Lucy couldn't believe that these words were coming from her, but she'd been coming back to these thoughts time and time again ever since she'd found out about this money-laundering scheme of Ed's, wondering how it could change her life if she could somehow get access to it. At first, it was just a fantasy, but now, knowing that Marlowe had those PINs, it was more than that. It was a possibility, a frightening one, but still, a possibility.

“These people whose money Ed was laundering, I mean, what do they know about me? About her? Do they know?”

He shook his head in dismay. “I guarantee you that they do.”

“Because of that Wells guy?” she asked.

He nodded. “Because of that Wells guy,” he concurred.

“Split three ways, we could each end up with almost sixteen million dollars apiece,” she explained. “If we include him, it's nearly twelve million each. That's tempting to anybody, even him.”

“What good is the money going to do Marlowe if she's in prison?”

“Twelve million could buy her a ticket to anywhere in the world she wanted to go.”
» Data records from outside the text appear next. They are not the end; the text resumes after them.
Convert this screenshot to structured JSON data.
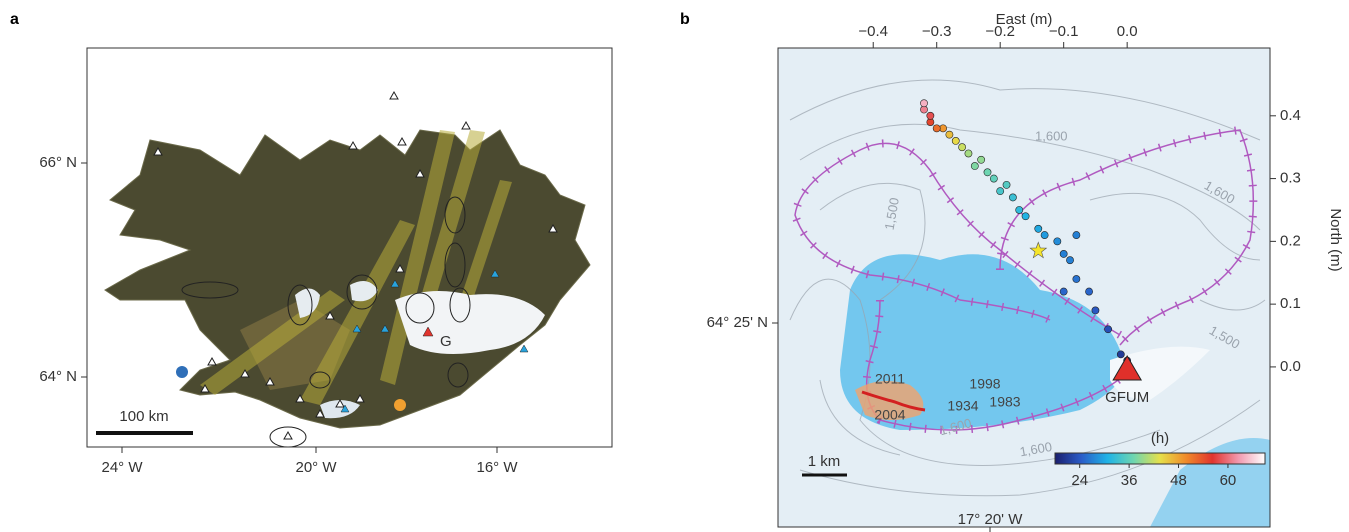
{
  "panel_a": {
    "label": "a",
    "x_labels": [
      "24° W",
      "20° W",
      "16° W"
    ],
    "y_labels": [
      "66° N",
      "64° N"
    ],
    "scale_bar": "100 km",
    "site_label": "G"
  },
  "chart_data": {
    "type": "scatter",
    "label": "b",
    "xlabel": "East (m)",
    "ylabel": "North (m)",
    "lat_label": "64° 25' N",
    "lon_label": "17° 20' W",
    "xlim": [
      -0.55,
      0.225
    ],
    "ylim": [
      -0.255,
      0.508
    ],
    "xticks": [
      {
        "value": -0.4,
        "label": "−0.4"
      },
      {
        "value": -0.3,
        "label": "−0.3"
      },
      {
        "value": -0.2,
        "label": "−0.2"
      },
      {
        "value": -0.1,
        "label": "−0.1"
      },
      {
        "value": 0,
        "label": "0.0"
      }
    ],
    "yticks": [
      {
        "value": 0,
        "label": "0.0"
      },
      0.1,
      0.2,
      0.3,
      0.4
    ],
    "x": [
      0.0,
      -0.01,
      0.0,
      -0.03,
      -0.05,
      -0.06,
      -0.08,
      -0.09,
      -0.1,
      -0.11,
      -0.13,
      -0.14,
      -0.16,
      -0.17,
      -0.18,
      -0.2,
      -0.19,
      -0.21,
      -0.22,
      -0.24,
      -0.23,
      -0.25,
      -0.26,
      -0.27,
      -0.28,
      -0.29,
      -0.3,
      -0.31,
      -0.31,
      -0.32,
      -0.32,
      -0.08,
      -0.1
    ],
    "y": [
      0.01,
      0.02,
      0.0,
      0.06,
      0.09,
      0.12,
      0.14,
      0.17,
      0.18,
      0.2,
      0.21,
      0.22,
      0.24,
      0.25,
      0.27,
      0.28,
      0.29,
      0.3,
      0.31,
      0.32,
      0.33,
      0.34,
      0.35,
      0.36,
      0.37,
      0.38,
      0.38,
      0.39,
      0.4,
      0.41,
      0.42,
      0.21,
      0.12
    ],
    "values": [
      20,
      21,
      20,
      23,
      24,
      25,
      26,
      27,
      27,
      28,
      29,
      30,
      31,
      32,
      33,
      34,
      35,
      36,
      37,
      38,
      39,
      40,
      42,
      44,
      46,
      49,
      52,
      55,
      58,
      61,
      64,
      27,
      25
    ],
    "colormap": [
      "#1b1f6e",
      "#2a5cc8",
      "#1fb3e6",
      "#6fd6b0",
      "#e6e04a",
      "#f08a2a",
      "#e0342e",
      "#f29ab0",
      "#ffffff"
    ],
    "clim": [
      18,
      69
    ],
    "cticks": [
      24,
      36,
      48,
      60
    ],
    "colorbar_label": "(h)",
    "star": {
      "x": -0.14,
      "y": 0.185
    },
    "station": {
      "name": "GFUM",
      "x": 0,
      "y": -0.005
    },
    "contour_labels": [
      "1,600",
      "1,500",
      "1,600",
      "1,500",
      "1,600",
      "1,600"
    ],
    "years": [
      "2011",
      "2004",
      "1998",
      "1934",
      "1983"
    ],
    "scale_bar": "1 km"
  }
}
Lucy hated the way he was looking at her, but she had to bring this up. They at least had to talk about it, and if it was a harebrained idea, too risky, too ridiculous, then fine. She would let it go. But the more she thought about it, the more she believed that the possibility was there to change all their lives forever.

“Tell me that you couldn't use twelve million dollars, Roman.”

Lucy waited until she saw it, and gradually, it started to reveal itself in his eyes. With that kind of money, a person could bail themselves out of all sorts of situations. They could fix things that they had broken. Twelve million dollars could solve a ton of problems.

“This is why I'm not ready to go to the police yet. On her own, even if she tells them about the money and the accounts, they're not going to believe her because she has nothing, no proof at all. Not account numbers or bank names or anything. It'll just be another lie in a long string of lies that she's told them.”

“You're setting her up, Lucy.”

“I'm not doing anything,” Lucy said sorrowfully. “I'm just not helping her, Roman. Not in the way that she thinks.”